This Renegade Junctures entry will come off as a public service announcement.
When travelling to Banaue, make sure that you will not miss buying from the Banaue Public Market. The produce of the terraces are sold in the market for prices that are incredibly low. Vegetables, even those that one from the Metro will consider as either rare or expensive, may be common in Banaue for prices way cheaper than one is accustomed to. I could only suspect that the low price of such products is owing to direct access—from the farmers directly to the vendors without having to go through middlemen. Apart from low prices, the products are more importantly fresh. Imagine that: plucked from the ground of the terrace then in the marketplace in just a matter of minutes, hours at most. It cannot get any fresher than that.




The freshest produce at the most affordable of prices.
Another piece of advice: if you have a typical Filipino mom, just like mine, who will go extra miles at being a cheapskate, then consider adding them to the equation. That would make everything insanely affordable.

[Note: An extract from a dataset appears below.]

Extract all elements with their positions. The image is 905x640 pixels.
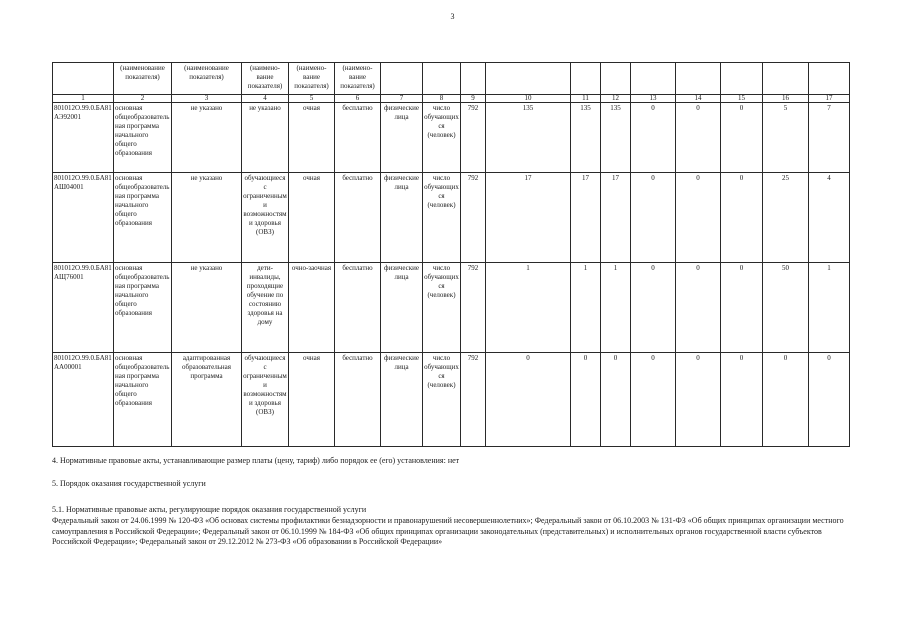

My mom, doing her bidding.
Vegetables are not the only ones that caught our attention—well, Mama’s attention. After we have bought vegetables—and yes we bought plenty of them—we followed Mama’s lead and we ended up to the dry goods section of the market where surplus shirts were being sold. With a knack for everything cheap but with high quality, one could not go wrong with Mama when in the market.




The dry section of the Banaue Public Market.
We spent around an hour in the market before finally deciding to take the last stretch of our journey back home. The market would be our last stop in Ifugao, the final glimpse at an adventure that started three days earlier. It is such a pity that experiences that bring about awe and that strengthens human bonds, not only among one another but especially to history, tradition and culture, have to come to an end. They have to, though. Only through the conclusion of an experience can the door towards another be opened.
We did not only gathered fresh produce from the terraced earth of Ifugao. We did not only see its natural and manmade monuments to greatness etched since antiquity. We experienced Ifugao—a fruitful experience of tradition, culture and history, shared among family and friends. It was an adventure not only we would always remember. We would, for sure, look back to it with so much fondness.